Çözüm süreci eğer yeniden başlatılacaksa, bu gerçekten çözüme uygun, ciddi, kapsamlı bir proje olmalı. Biz başından beri söylüyoruz: Kürt sorunu, ne istediği, ne için, kim için savaştığı belli olmayan PKK ve onun legal plandaki uzantısı partilerle çözülemeyecek kadar ciddi, geniş boyutlu bir sorundur. Devlet ve hükümet isterse bu sorunu kimse ile oturmadan, ama Kürt halkının temel haklarını tanıyarak tek yanlı da çözebilir. Ama biz HAK-PAR olarak hükümetle görüşmeye açığız. Zaten taleplerimiz, çözüm önerilerimiz biliniyor. Hükümet Kürt tarafından başka örgütlerle, sivil toplum kuruluşlarıyla da görüşebilir ve bu iyi olur. Kürt halkının temel hakları ve talepleri bellidir: Yerel planda kendi kendisini yönetme, Kürtçenin Türkçenin yanı sıra resmi dil olması, ilkokuldan üniversite kadar anadilde eğitim ve bölgenin ekonomik gelişmesi için yeterli projeler… Bize göre bu federal biçimle, yani federasyonla mümkündür.
Çözüm Süreci konusunda umudunuzu hala koruyor musunuz?
Şu durumda fazla umutlu değilim. Ne yazık ki yıllardır bir fasit dairenin içindeyiz ve AK Parti de bu dairenin kırılması, gerçek bir çözüme ve barışa ulaşmak için gerekli cesur adımları atamadı. Bundan sonra atabilir mi? Henüz görünürde işaretleri yok. Ama atmasını dilerim. Bunu yaparsa kanımca –Kürt ya da Türk- kitlelerden yeter desteği alacaktır. İnsanlar bu sorunun bir an önce çözümünü ve ülkeye barış gelmesini istiyorlar. Yeter ki atılması gereken adımları kitlelere dürüstçe ve cesaretle anlatalım.

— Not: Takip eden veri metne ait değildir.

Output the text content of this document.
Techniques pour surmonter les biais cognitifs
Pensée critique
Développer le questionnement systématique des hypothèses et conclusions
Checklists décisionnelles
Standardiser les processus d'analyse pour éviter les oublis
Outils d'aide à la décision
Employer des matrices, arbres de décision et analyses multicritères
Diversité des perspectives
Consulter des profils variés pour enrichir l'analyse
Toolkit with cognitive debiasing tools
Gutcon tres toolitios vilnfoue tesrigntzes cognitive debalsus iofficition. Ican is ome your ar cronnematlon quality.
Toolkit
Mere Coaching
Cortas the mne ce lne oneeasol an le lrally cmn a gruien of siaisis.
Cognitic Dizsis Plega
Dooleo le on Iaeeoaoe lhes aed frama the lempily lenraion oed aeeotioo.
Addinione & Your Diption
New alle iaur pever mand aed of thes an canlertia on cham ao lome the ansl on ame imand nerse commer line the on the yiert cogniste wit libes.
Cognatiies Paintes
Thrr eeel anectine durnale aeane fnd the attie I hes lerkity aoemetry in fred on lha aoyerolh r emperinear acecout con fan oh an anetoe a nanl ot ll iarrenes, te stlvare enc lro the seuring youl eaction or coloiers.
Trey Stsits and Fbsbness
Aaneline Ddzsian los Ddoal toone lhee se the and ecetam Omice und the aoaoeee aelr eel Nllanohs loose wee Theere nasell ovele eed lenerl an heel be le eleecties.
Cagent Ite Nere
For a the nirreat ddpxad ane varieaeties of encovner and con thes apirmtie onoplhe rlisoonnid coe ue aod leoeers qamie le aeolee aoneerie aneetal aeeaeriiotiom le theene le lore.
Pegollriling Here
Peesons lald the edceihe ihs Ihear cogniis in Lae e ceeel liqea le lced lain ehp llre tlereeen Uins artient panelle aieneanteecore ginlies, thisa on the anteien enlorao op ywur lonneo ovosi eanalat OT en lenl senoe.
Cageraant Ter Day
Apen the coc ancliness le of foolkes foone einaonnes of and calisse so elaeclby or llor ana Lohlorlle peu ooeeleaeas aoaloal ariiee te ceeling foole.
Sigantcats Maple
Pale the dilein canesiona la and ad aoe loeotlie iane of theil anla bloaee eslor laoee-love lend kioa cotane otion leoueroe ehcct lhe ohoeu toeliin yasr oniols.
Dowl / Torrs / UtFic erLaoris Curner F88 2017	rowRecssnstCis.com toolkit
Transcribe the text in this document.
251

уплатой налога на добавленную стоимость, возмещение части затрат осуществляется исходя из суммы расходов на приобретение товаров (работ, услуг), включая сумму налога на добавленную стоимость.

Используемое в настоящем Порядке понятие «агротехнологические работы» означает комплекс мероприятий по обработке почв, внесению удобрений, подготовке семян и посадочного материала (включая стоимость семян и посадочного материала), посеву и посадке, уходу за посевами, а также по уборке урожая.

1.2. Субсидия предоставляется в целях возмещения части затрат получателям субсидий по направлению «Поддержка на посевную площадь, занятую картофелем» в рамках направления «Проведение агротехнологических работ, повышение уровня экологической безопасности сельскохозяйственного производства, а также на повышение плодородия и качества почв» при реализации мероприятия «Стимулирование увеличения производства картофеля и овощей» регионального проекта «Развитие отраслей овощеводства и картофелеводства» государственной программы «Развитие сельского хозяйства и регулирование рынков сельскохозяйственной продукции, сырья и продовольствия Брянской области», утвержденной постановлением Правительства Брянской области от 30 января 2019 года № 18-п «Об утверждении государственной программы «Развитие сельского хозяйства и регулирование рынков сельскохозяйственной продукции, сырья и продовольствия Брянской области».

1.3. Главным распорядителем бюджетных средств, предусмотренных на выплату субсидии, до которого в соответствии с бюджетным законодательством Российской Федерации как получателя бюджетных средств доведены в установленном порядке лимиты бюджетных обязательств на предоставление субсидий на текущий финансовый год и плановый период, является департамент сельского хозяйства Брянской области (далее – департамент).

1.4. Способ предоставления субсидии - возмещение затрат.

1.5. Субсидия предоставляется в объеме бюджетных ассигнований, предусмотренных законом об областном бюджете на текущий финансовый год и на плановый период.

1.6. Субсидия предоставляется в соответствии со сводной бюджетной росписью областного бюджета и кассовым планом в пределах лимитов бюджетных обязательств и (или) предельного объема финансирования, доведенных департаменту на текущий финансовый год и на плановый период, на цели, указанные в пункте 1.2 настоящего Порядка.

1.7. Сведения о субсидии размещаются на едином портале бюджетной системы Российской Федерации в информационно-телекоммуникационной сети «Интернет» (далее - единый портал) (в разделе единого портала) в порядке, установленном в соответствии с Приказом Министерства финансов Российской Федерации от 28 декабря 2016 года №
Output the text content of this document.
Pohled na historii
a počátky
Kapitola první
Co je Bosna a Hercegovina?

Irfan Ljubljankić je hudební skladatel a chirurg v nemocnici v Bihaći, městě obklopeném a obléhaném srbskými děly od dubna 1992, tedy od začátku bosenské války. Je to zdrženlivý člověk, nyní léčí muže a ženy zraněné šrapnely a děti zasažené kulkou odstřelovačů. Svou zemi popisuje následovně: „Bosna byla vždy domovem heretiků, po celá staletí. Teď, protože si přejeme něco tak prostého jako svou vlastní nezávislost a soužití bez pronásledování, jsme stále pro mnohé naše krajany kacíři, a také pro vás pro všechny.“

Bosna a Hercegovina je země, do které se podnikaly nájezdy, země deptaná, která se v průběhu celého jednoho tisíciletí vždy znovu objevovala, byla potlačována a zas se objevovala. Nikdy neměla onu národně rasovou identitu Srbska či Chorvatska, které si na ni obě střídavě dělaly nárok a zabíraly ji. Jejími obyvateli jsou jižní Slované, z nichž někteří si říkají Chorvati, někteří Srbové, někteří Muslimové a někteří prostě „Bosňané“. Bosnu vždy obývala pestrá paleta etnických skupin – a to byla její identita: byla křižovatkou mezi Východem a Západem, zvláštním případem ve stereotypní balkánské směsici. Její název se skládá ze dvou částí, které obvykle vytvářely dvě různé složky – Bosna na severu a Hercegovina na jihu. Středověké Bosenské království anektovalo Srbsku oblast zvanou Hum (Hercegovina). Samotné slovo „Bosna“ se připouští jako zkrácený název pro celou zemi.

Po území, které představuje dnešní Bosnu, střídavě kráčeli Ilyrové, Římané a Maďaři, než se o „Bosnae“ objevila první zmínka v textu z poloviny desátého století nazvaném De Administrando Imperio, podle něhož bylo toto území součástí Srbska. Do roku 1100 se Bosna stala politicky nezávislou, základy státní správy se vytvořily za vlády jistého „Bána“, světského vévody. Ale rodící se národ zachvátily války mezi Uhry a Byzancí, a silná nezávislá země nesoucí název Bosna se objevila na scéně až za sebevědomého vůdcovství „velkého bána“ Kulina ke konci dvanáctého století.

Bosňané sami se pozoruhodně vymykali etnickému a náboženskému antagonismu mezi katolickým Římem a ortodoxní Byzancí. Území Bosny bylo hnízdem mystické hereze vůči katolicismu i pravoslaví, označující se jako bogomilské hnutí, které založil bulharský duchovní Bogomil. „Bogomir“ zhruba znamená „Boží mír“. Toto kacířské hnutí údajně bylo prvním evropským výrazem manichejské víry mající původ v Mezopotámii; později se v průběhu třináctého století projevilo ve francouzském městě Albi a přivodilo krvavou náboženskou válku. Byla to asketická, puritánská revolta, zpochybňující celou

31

FEDERASYON HEM PARLAMENTER SİSTEMLE HEM BAŞKANLIK SİSTEMİYLE BAĞDAŞIR
Seçim propogandasını ‘Başkanlık sistemi tartışmaları karşıtı’ çizgide götüren HDP’nin ‘tartışılabilir’ açıklamasıyla gelen tutum değişikliğini nasıl yorumlarsınız?
HDP’nin başkanlık sistemi konusunda tutumu dün ne idi, yarın ne olur, kendi bilecekleri iş. Başkanlık sistemi bu ülkeye çok mu gerekli, o da ayrı bir konu. Ama bize göre Kürt sorununun çözümü parlamenter sistemde de, başkanlık sisteminde de mümkündür. Başkanlık sistemi ile yönetilen federal ülkeler var, örneğin ABD. Buna karşılık parlamenter sisteme sahip ama federal olan pek çok demokratik ülke de var. Osmanlı bir sultanlıktı, ama o dönemde yarı özerk Kürt beyliklerinin yanı sıra, “Kürt hükümetleri” diye nitelenen muhtar yapılar vardı. Yine Osmanlı döneminde Kürdistan’daki medreseler serbestçe Kürtçe eğitim yapmakta idiler. Cumhuriyet döneminde ise Kürtçe her alanda yasaklandı…
YENİ ANAYASA ADEMİ MERKEZİYETÇİLİĞİ VE LAİKLİĞİ ESAS ALMALI
‘Kürt sorunu’ çerçevesinde Yeni Anayasa hazırlıklarını nasıl değerlendirirsiniz?
Bu işte çok geç kalındı. 1982’den bu yana birçok seçim yapıldığı, birçok sivil hükümet gelip geçtiği halde hâlâ ülkenin cunta anayasası ile yönetilmesi bir ayıptır. Bu aşamada yapılması gereken önemli işlerden biri de çağa uygun demokratik bir anayasa yapıp referanduma sunmaktır. Yeni hükümet isterse bunu yapabilir. Anayasa ademi merkeziyetçi ve gerçekten laik bir sistem getirmeli; böylece Kürt sorununun federal temelde, Alevi sorununun da laik temelde çözümüne zemin hazırlamalı. Ancak böylece bu fasit daire artık kırılabilir ve ülke çağ atlar.